Mesa County has a poop problem.
The high-desert county is home to one of the largest populations of unhoused residents, percentage-wise, in Colorado. And they tend to live far from public bathrooms. The result is a lot of human waste from people without a lot of options.
Up until recently, a line of colorful tents stood on a strip of sunbaked land on the commercial outskirts of Grand Junction. With the Interstate 70 business loop on one side and busy train tracks on the other, there were no toilets anywhere nearby.
Tammy, who didn’t want to give her last name, has been camping in various spots since the city’s main homeless shelter closed in March. She bathes under a big pipe that dumps into a murky ditch, but there’s no toilet and few businesses nearby with bathrooms.
“Well, I mean it’s dirty. We definitely need some kind of restroom facilities here,” she said.

Based on 2025 data, more than 2,000 people experience homelessness annually in the county. Not all of them live outside, but those who do may be eating and sleeping near feces. That isn’t safe for them, explained advocate Kaitlin Pettit, CEO of the nonprofit Toilet Equity and it’s not safe for anyone who lives downstream from their camps.
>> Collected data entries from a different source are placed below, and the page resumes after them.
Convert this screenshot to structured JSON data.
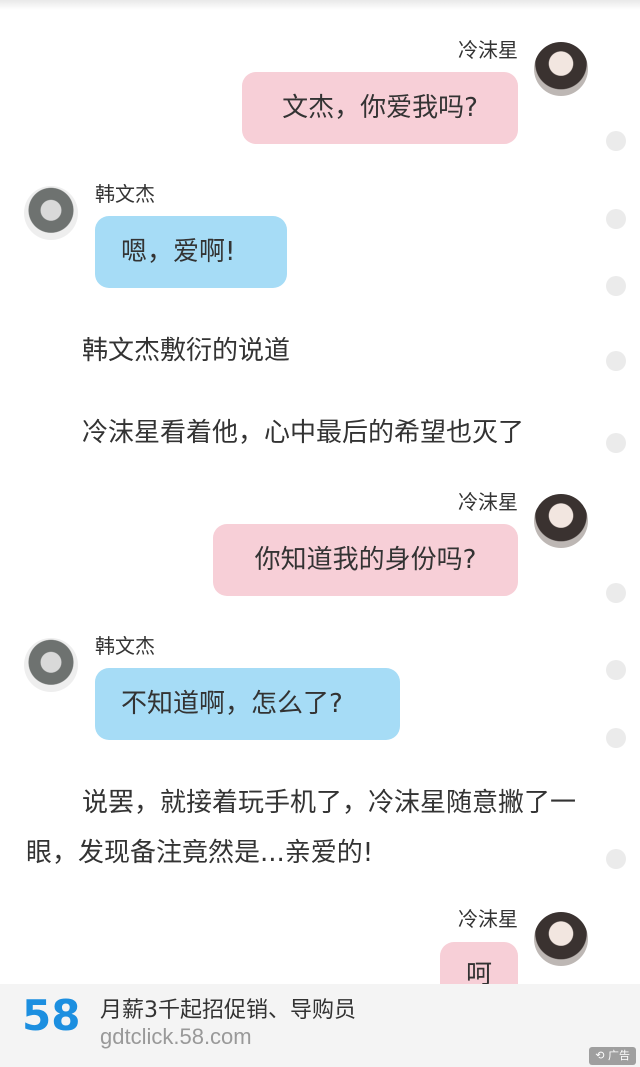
{
  "messages": [
    {
      "sender": "冷沫星",
      "text": "文杰，你爱我吗?"
    },
    {
      "sender": "韩文杰",
      "text": "嗯，爱啊!"
    },
    {
      "sender": "冷沫星",
      "text": "你知道我的身份吗?"
    },
    {
      "sender": "韩文杰",
      "text": "不知道啊，怎么了?"
    },
    {
      "sender": "冷沫星",
      "text": "呵"
    }
  ],
  "narration": [
    "韩文杰敷衍的说道",
    "冷沫星看着他，心中最后的希望也灭了",
    "说罢，就接着玩手机了，冷沫星随意撇了一眼，发现备注竟然是...亲爱的!"
  ],
  "ad": {
    "logo_text": "58",
    "title": "月薪3千起招促销、导购员",
    "url": "gdtclick.58.com",
    "badge": "广告"
  },
  "colors": {
    "pink_bubble": "#f7cfd7",
    "blue_bubble": "#a6dcf6",
    "logo_blue": "#1c8fe0",
    "logo_orange": "#f5821f"
  }
}
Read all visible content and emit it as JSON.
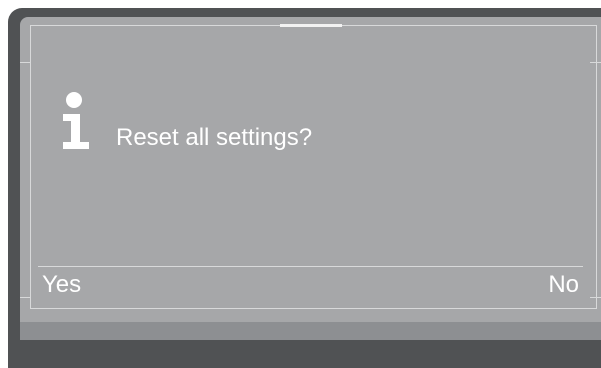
{
  "dialog": {
    "icon": "info-icon",
    "message": "Reset all settings?"
  },
  "softkeys": {
    "left_label": "Yes",
    "right_label": "No"
  },
  "colors": {
    "bezel": "#505254",
    "screen": "#a6a7a9",
    "text": "#ffffff",
    "lines": "#d8d9da"
  }
}
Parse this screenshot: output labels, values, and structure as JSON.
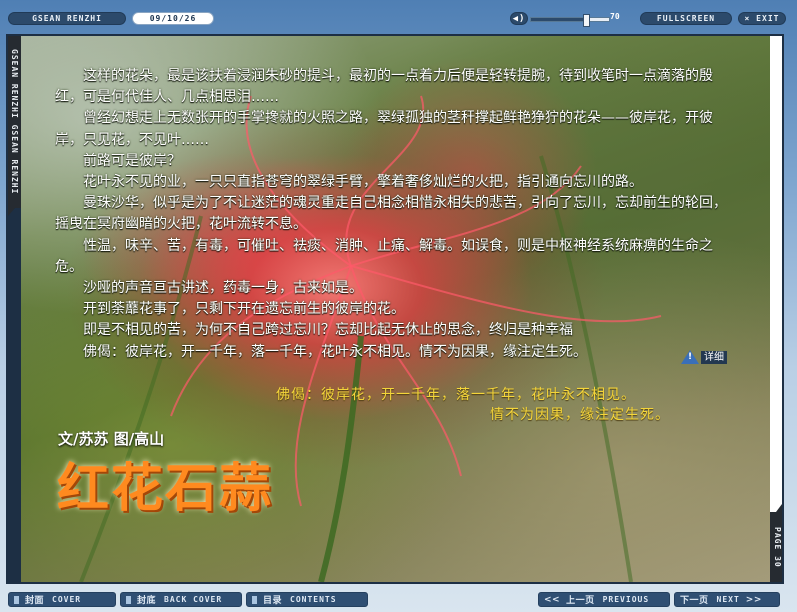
{
  "header": {
    "brand": "GSEAN RENZHI",
    "date": "09/10/26",
    "volume_icon": "speaker-icon",
    "volume_level": 70,
    "volume_label": "70",
    "fullscreen_label": "FULLSCREEN",
    "exit_label": "× EXIT"
  },
  "side_tabs": {
    "left_label": "GSEAN RENZHI GSEAN RENZHI",
    "right_label": "PAGE 30"
  },
  "article": {
    "paragraphs": [
      "这样的花朵，最是该扶着浸润朱砂的提斗，最初的一点着力后便是轻转提腕，待到收笔时一点滴落的殷红，可是何代佳人、几点相思泪……",
      "曾经幻想走上无数张开的手掌搀就的火照之路，翠绿孤独的茎秆撑起鲜艳狰狞的花朵——彼岸花，开彼岸，只见花，不见叶……",
      "前路可是彼岸？",
      "花叶永不见的业，一只只直指苍穹的翠绿手臂，擎着奢侈灿烂的火把，指引通向忘川的路。",
      "曼珠沙华，似乎是为了不让迷茫的魂灵重走自己相念相惜永相失的悲苦，引向了忘川，忘却前生的轮回，摇曳在冥府幽暗的火把，花叶流转不息。",
      "性温，味辛、苦，有毒，可催吐、祛痰、消肿、止痛、解毒。如误食，则是中枢神经系统麻痹的生命之危。",
      "沙哑的声音亘古讲述，药毒一身，古来如是。",
      "开到荼蘼花事了，只剩下开在遗忘前生的彼岸的花。",
      "即是不相见的苦，为何不自己跨过忘川？忘却比起无休止的思念，终归是种幸福",
      "佛偈：彼岸花，开一千年，落一千年，花叶永不相见。情不为因果，缘注定生死。",
      "……"
    ],
    "detail_label": "详细",
    "detail_icon": "info-triangle-icon",
    "quote_line1": "佛偈：彼岸花，开一千年，落一千年，花叶永不相见。",
    "quote_line2": "情不为因果，缘注定生死。",
    "byline": "文/苏苏  图/高山",
    "title": "红花石蒜"
  },
  "footer": {
    "cover_cn": "封面",
    "cover_en": "COVER",
    "back_cn": "封底",
    "back_en": "BACK COVER",
    "toc_cn": "目录",
    "toc_en": "CONTENTS",
    "prev_arrow": "<<",
    "prev_cn": "上一页",
    "prev_en": "PREVIOUS",
    "next_cn": "下一页",
    "next_en": "NEXT",
    "next_arrow": ">>"
  },
  "colors": {
    "bar": "#2c4a6b",
    "quote": "#f5d63a",
    "title": "#ff8a1f"
  }
}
Human feces carries the risk of diseases like e. Coli, salmonella and norovirus.


Once it rains, “that runs into the water that we are using to irrigate crops around here that people are playing in, riding paddle boards, kayaking, rafting, having your kids splash around in it,” Pettit says.
Toilet Equity, founded in 2022, has installed composting toilets across the county. Recently, they visited the site of a former encampment outside of Grand Junction to go on a poop hunt. Pettit wore heavy duty rubber gloves and her dedicated poop shoes, which she reserves specifically for the job, as she examined bushes, brambles and gullies for feces.
“Sometimes they're tucked in under a bush because someone was able to find a little bit of privacy,” she said. “Still not very much dignity.”


With her long-handled shovel, she scraped, scooped and broke up the dry feces, dessicated by the hot desert sun. While they found about 100 piles that day, they were so shriveled that they only filled one bucket.
Toilet Equity used to take all its human waste to the local sewer treatment facility, but last month, the city revoked their permit saying the group was not permitted to dump waste collected outside of a portable toilet. The city of Grand Junction, which owns Persigo Wastewater Treatment along with Mesa County, said Toilet Equity had two prior violation notices.
“The City takes its obligations under its Colorado Department of Public Health and Environment discharge permit seriously and must take appropriate steps to protect the wastewater system,” said a city spokesperson.
Pettit acknowledged violations with the facility, but insisted they were related to reporting issues and did not threaten public health or safety.
While her group had appealed the decision, it recently dropped that and decided to focus on a new plan. Now a part-time employee hauls the waste, secured in bins on a flat-bed trailer, to a compost facility more than 40 minutes away in Delta.
It’s a much longer drive, but Pettit explained that it’s worth it. Composting is at the heart of what Toilet Equity does anyway. They don’t even like to use the term “waste.”
“Everyone poops but not everyone has a toilet, and that’s why we exist,” Pettit said.
Her group hopes to soon launch a pilot program where they’d give unhoused people their own small portable toilets — sort of like what river runners use on trips — which Toilet Equity would then dump. Due to health regulations, however, the organization still needs to acquire an enclosed trailer to transport those toilets.
Tammy, who’s been living outside for months, would love to have one and said all her other camping neighbors would, too.
For now, “you do what you gotta do,” she said. “When you're out here sometimes you just got to poop in the bushes.”
A few weeks after she spoke to CPR, Tammy and others in the makeshift camp were told to move from the little spit of land where they’d made camp. With a city camping ban on public land in place, local unhoused residents will likely keep moving farther away from the public eye — which could mean farther away from toilet facilities, as well.